So Sunday’s already got some baggage, but this Sunday the government introduces fake time, “Daylight Savings Time”, has the kind of baggage you take with you into a second marriage. It’s Suckapalooza, the day Lucy doesn’t snatch the football at the last second, just punches Charley Brown in the ‘nads instead. On that day not only is Sunday Monday’s departure lounge, but Uncle Sugar just announced that your flight has been rescheduled to leave from a different terminal and you’re going to have to go back through security. “Spring Forward Sunday” is Uncle Sugar’s punch to the ‘nads or whatever’s on you that hurts when punched.

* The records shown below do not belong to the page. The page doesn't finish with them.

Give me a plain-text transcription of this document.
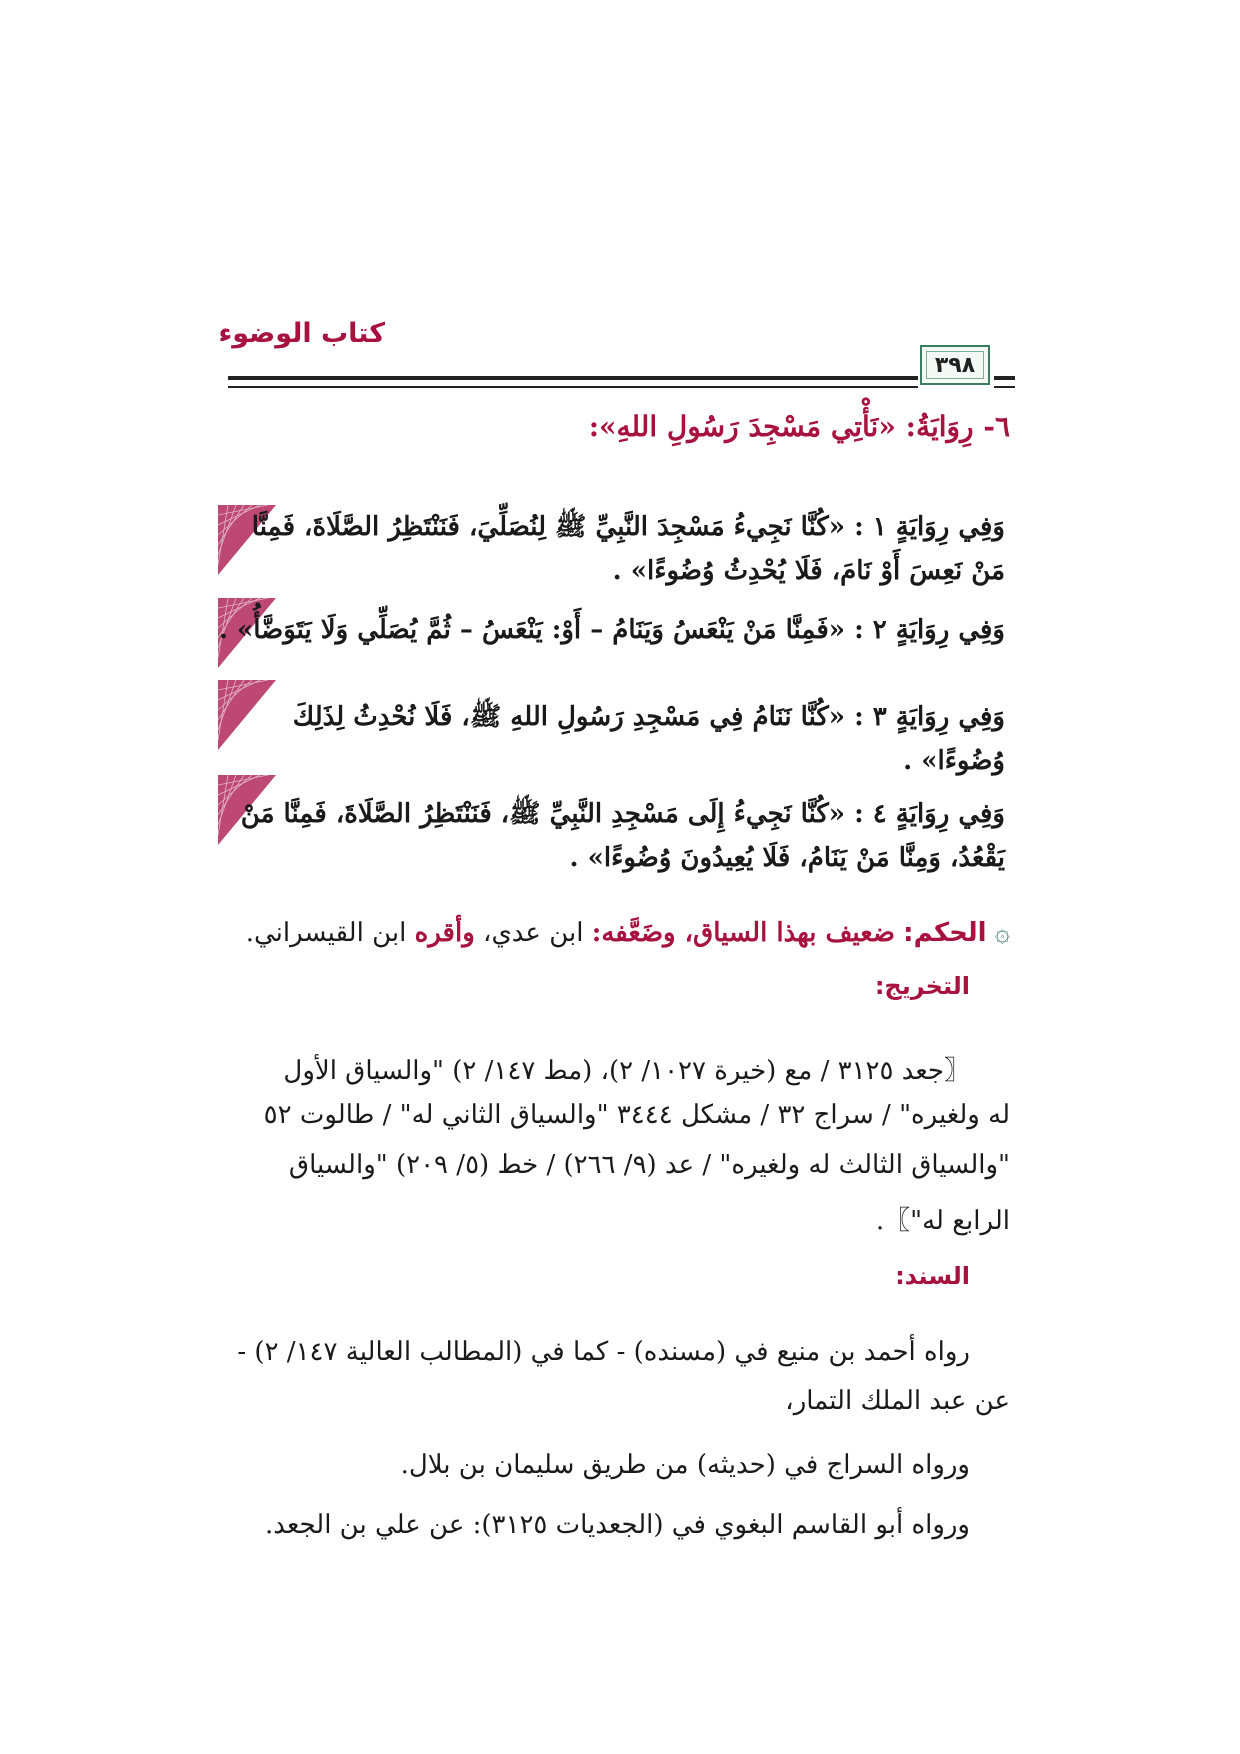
كتاب الوضوء
٣٩٨
٦- رِوَايَةُ: «نَأْتِي مَسْجِدَ رَسُولِ اللهِ»:
وَفِي رِوَايَةٍ ١ : «كُنَّا نَجِيءُ مَسْجِدَ النَّبِيِّ ﷺ لِنُصَلِّيَ، فَنَنْتَظِرُ الصَّلَاةَ، فَمِنَّا
مَنْ نَعِسَ أَوْ نَامَ، فَلَا يُحْدِثُ وُضُوءًا» .
وَفِي رِوَايَةٍ ٢ : «فَمِنَّا مَنْ يَنْعَسُ وَيَنَامُ – أَوْ: يَنْعَسُ – ثُمَّ يُصَلِّي وَلَا يَتَوَضَّأُ» .
وَفِي رِوَايَةٍ ٣ : «كُنَّا نَنَامُ فِي مَسْجِدِ رَسُولِ اللهِ ﷺ، فَلَا نُحْدِثُ لِذَلِكَ
وُضُوءًا» .
وَفِي رِوَايَةٍ ٤ : «كُنَّا نَجِيءُ إِلَى مَسْجِدِ النَّبِيِّ ﷺ، فَنَنْتَظِرُ الصَّلَاةَ، فَمِنَّا مَنْ
يَقْعُدُ، وَمِنَّا مَنْ يَنَامُ، فَلَا يُعِيدُونَ وُضُوءًا» .
۞ الحكم: ضعيف بهذا السياق، وضَعَّفه: ابن عدي، وأقره ابن القيسراني.
التخريج:
〖جعد ٣١٢٥ / مع (خيرة ١٠٢٧/ ٢)، (مط ١٤٧/ ٢) "والسياق الأول
له ولغيره" / سراج ٣٢ / مشكل ٣٤٤٤ "والسياق الثاني له" / طالوت ٥٢
"والسياق الثالث له ولغيره" / عد (٩/ ٢٦٦) / خط (٥/ ٢٠٩) "والسياق
الرابع له"〗.
السند:
رواه أحمد بن منيع في (مسنده) - كما في (المطالب العالية ١٤٧/ ٢) -
عن عبد الملك التمار،
ورواه السراج في (حديثه) من طريق سليمان بن بلال.
ورواه أبو القاسم البغوي في (الجعديات ٣١٢٥): عن علي بن الجعد.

Ben Franklin came up with the idea of daylight savings time so that farmers could have a little more daylight to get things done. Of course, the entire industrial revolution has reduced the time modern man spends working the land to growing pot in the spare closet and shopping for organic produce at a boutique grocery store.
Now most of the country is stuck with it because it saves energy. Arizona opted out and then realized the best way to get John McCain out of their hair was to send him to Washington. Arizona bears some scrutiny. Bush II, the amiable idiot, decided to make daylight savings the backbone of his energy plan and extending it far beyond its traditional time frame, distinguishing him from his dad, Bush I, who would have just told America to turn the lights out when they left a room. The typical dad ending to that question, “do you think we’re made of money?!” being left unspoken because apparently everyone in Congress does indeed think the US people are.
Fight the power, people. Demand the government at least keep time real.